In early June, Bush met at the White House with Mara Corina Machado, a
spokeswoman for Smate, a grass-roots citizen participation movement. Machado
is facing treason charges for accepting U.S. funds to promote the recall
referendum.

At the same time, officials have tried to put the spotlight on Chavez's
purported meddling in places such as Bolivia and Ecuador.

ROLES IN BOLIVIA

Roger Pardo-Maurer, Defense Secretary Donald Rumsfeld's top advisor on Latin
America, in July told the Heritage Institute, a conservative think tank,
that Cuba and Venezuela had a deliberate plan to make Bolivia a "Marxist,
radical, anti-U.S., pro-Cuba, drug-production state."

Rumsfeld said last month that Cuba and Venezuela have been involved in
Bolivia "in unhelpful ways."

Bush administration officials have said Venezuela provided cash and other
assistance to radical groups. But the administration has declined to go into
details, citing concerns that doing so would reveal intelligence-gathering
sources.

The result is that U.S. statements have sounded mostly empty, analysts said.
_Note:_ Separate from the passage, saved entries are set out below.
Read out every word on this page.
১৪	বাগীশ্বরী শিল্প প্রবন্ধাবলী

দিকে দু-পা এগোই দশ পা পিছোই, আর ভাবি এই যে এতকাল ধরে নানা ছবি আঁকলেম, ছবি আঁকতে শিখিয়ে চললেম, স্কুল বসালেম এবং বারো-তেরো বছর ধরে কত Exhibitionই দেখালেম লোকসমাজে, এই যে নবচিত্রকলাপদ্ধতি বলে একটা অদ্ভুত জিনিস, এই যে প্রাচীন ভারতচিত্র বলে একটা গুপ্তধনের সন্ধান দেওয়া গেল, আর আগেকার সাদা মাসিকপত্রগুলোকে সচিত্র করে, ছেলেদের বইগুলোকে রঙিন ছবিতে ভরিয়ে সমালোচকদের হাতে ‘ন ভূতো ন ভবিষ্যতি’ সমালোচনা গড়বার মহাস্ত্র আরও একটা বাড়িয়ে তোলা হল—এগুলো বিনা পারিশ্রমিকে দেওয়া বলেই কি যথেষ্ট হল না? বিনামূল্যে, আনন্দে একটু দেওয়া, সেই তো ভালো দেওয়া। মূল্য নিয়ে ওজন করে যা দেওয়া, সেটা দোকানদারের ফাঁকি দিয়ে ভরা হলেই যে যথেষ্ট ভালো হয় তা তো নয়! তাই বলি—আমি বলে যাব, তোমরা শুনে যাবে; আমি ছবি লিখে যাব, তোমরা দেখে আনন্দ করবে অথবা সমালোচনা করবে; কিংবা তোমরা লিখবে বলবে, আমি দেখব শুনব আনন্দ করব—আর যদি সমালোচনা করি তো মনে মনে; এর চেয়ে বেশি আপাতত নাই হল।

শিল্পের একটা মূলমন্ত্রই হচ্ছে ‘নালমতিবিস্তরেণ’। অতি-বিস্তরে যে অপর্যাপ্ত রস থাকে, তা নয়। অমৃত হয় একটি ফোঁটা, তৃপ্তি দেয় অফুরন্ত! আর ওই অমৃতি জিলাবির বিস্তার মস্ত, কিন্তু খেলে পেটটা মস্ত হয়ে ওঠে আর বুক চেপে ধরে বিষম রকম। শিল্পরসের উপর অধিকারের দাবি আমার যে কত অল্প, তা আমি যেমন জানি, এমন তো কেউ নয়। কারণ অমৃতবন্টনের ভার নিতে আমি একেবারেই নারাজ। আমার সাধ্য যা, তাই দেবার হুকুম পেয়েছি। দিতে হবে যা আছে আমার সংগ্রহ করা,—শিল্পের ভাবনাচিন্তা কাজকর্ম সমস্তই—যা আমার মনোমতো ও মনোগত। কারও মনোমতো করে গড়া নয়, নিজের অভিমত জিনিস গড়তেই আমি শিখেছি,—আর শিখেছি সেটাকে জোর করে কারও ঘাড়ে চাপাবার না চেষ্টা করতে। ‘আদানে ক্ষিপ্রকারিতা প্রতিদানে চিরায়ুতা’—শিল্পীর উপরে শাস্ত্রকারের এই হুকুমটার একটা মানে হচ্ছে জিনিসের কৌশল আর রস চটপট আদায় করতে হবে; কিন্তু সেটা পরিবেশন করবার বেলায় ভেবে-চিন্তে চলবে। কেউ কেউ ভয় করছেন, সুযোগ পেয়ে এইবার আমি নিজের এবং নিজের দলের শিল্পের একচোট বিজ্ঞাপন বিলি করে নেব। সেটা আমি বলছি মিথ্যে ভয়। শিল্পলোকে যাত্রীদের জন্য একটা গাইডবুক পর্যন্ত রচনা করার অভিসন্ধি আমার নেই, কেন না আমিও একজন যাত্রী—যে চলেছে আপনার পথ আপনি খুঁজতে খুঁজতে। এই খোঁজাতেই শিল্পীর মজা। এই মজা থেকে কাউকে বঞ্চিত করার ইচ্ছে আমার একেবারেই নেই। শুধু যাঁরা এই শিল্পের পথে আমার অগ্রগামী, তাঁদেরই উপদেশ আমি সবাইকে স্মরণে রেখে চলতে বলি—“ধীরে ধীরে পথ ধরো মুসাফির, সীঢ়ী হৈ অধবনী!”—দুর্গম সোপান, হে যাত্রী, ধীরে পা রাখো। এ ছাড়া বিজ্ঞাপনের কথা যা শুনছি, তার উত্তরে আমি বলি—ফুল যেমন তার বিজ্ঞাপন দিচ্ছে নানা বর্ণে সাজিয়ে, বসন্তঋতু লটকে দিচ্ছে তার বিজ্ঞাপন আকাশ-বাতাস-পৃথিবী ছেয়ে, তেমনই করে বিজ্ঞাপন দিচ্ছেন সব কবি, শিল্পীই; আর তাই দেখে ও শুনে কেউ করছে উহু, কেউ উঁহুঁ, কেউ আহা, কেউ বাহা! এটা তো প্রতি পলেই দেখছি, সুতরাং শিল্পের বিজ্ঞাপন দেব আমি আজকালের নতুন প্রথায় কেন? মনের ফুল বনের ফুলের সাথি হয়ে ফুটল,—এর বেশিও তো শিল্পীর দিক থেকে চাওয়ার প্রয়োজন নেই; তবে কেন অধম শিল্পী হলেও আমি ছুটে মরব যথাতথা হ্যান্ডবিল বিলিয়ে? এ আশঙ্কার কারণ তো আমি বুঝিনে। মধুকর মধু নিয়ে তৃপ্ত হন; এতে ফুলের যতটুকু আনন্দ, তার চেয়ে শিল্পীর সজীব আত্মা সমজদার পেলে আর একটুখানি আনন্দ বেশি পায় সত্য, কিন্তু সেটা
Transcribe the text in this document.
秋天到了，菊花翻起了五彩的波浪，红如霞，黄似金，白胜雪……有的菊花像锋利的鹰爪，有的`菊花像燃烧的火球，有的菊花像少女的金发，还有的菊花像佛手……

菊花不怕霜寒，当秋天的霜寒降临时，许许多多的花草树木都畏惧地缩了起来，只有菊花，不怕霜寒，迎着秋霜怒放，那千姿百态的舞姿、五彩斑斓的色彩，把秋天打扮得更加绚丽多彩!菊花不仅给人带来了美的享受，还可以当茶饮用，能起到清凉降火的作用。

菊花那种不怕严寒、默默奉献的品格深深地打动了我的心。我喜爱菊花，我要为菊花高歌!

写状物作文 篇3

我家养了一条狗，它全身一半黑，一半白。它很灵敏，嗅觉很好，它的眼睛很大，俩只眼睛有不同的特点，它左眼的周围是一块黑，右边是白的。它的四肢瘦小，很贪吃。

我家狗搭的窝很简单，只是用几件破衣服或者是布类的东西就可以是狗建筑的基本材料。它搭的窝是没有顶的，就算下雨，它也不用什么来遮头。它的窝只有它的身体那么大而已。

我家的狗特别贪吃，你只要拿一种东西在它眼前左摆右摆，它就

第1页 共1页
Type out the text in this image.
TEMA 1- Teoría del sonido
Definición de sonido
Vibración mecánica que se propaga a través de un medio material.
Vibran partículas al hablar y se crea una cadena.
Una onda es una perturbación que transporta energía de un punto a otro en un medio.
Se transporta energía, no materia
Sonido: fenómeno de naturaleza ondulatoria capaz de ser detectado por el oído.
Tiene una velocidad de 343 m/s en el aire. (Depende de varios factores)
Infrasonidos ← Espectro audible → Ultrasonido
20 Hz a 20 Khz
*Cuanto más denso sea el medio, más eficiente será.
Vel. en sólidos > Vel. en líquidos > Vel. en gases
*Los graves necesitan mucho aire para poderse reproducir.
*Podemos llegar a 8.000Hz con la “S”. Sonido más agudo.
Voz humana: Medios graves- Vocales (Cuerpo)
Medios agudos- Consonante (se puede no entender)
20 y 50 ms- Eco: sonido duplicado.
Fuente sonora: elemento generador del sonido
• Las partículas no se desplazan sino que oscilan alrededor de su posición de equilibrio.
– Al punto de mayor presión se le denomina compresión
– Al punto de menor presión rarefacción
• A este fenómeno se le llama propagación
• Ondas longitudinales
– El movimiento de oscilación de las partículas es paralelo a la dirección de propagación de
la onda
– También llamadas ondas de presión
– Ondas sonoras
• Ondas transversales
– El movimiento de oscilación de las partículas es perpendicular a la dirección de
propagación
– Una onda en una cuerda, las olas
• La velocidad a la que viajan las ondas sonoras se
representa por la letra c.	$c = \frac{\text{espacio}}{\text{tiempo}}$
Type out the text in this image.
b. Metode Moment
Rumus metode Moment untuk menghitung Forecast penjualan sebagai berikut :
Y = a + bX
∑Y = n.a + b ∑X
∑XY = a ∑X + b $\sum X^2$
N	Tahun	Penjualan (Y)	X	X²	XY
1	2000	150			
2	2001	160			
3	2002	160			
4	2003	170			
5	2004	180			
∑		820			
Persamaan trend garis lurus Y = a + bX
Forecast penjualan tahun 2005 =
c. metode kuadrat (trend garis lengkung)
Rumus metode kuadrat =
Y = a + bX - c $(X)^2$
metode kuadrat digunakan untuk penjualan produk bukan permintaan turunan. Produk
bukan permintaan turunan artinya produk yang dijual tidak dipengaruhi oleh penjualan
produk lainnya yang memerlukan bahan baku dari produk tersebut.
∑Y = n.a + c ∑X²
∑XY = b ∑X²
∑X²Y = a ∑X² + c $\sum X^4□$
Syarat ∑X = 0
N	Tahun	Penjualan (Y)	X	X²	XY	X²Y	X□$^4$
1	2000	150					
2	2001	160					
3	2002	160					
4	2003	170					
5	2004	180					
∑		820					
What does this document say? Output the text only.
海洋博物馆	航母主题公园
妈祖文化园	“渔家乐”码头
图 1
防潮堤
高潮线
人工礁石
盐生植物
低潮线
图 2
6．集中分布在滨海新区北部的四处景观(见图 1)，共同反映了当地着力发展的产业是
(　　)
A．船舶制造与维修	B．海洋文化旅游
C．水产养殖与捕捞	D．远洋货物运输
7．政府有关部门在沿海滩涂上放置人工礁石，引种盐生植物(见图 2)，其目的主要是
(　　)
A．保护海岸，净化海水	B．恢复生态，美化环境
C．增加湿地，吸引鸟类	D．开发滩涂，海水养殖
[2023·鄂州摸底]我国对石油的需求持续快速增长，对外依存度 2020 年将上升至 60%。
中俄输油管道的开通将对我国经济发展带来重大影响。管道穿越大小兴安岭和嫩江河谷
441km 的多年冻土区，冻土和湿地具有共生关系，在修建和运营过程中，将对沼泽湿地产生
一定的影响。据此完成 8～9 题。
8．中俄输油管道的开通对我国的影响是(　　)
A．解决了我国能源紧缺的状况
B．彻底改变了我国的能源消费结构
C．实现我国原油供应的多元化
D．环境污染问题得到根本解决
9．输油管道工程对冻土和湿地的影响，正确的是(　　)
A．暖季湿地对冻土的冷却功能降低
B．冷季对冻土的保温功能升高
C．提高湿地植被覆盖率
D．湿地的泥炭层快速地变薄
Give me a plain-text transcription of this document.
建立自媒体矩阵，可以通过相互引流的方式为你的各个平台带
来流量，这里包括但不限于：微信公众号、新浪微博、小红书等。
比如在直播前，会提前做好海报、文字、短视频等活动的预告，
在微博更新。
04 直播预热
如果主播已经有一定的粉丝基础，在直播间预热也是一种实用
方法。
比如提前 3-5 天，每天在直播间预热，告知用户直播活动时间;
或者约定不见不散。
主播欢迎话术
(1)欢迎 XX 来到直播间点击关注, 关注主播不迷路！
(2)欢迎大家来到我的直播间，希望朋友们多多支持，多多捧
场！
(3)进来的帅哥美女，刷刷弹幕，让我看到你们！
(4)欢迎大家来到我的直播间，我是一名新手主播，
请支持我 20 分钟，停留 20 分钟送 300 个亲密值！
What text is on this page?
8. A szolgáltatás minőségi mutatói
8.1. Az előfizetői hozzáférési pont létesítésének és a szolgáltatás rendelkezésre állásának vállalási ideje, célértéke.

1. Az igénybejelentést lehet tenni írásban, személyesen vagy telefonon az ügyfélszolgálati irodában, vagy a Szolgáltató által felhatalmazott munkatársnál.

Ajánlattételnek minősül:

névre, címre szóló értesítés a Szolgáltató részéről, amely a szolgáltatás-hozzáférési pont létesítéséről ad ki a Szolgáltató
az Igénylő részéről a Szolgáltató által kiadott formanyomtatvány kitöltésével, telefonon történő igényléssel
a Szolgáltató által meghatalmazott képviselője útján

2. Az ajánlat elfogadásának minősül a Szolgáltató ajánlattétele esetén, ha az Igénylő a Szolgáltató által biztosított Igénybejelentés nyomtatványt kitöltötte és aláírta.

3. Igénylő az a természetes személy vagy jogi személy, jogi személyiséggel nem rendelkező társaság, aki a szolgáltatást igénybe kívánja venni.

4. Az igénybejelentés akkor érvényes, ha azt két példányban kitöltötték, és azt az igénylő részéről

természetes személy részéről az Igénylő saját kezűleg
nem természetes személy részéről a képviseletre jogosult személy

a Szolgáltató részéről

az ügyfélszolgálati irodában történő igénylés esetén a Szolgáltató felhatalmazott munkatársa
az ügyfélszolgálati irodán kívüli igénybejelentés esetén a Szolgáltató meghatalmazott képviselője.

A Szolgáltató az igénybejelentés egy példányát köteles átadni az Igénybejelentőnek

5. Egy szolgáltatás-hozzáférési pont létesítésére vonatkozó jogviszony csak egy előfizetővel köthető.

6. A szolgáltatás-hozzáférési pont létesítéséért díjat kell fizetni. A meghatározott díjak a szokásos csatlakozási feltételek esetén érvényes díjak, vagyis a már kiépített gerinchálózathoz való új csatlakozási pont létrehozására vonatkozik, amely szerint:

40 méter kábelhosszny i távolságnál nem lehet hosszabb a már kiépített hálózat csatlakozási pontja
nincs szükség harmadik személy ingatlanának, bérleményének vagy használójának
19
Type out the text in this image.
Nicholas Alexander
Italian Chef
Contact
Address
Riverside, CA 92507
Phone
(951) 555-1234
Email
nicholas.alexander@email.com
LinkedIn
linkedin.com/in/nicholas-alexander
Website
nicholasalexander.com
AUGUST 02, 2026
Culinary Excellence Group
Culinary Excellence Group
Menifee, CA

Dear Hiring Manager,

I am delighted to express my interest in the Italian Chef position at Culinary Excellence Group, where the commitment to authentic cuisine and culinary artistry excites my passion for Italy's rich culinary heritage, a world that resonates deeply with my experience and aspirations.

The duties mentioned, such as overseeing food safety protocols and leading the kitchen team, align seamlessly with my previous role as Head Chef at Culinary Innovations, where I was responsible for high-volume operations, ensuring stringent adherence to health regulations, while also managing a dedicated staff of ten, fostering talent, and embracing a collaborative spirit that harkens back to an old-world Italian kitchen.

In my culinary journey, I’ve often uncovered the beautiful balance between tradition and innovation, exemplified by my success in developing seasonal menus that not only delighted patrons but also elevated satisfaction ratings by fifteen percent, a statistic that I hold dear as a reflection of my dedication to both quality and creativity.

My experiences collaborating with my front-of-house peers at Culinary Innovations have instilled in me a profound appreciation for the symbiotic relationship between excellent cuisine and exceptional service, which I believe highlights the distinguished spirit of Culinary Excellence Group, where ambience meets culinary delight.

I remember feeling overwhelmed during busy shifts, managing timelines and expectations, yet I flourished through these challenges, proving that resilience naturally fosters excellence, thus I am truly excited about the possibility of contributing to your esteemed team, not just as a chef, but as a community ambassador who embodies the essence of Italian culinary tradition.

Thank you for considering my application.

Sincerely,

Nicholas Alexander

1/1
Chavez has dismissed most U.S. allegations against his government as lies or
intrusions into the sovereign affairs of a state. He has also gone on the
offensive.

He dismisses Bush's push for free trade in the hemisphere as a self-serving
"neo-liberal" ploy to further impoverish Latin Americans. He has increased
his influence in the region by spending hundreds of millions of dollars on
bonds from Ecuador and Argentina, and has offered cheap oil to Caribbean
nations.

ROBERTSON AFFAIR

The administration was embarrassed when the Rev. Pat Robertson, a religious
broadcaster and former Republican presidential candidate, suggested last
month that Chavez be assassinated.

Robertson eventually apologized, but to many Latin Americans the affair
appeared to give credibility to Chavez's assertions that Bush was plotting
to kill him.

When the United States tried to get the Organization of American States to
make sure countries are governing more democratically, Venezuela
successfully spearheaded a campaign to water down the initiative.

"Every time there is a public-relations crisis [the Bush administration]
seems to be on the losing end," says Diaz.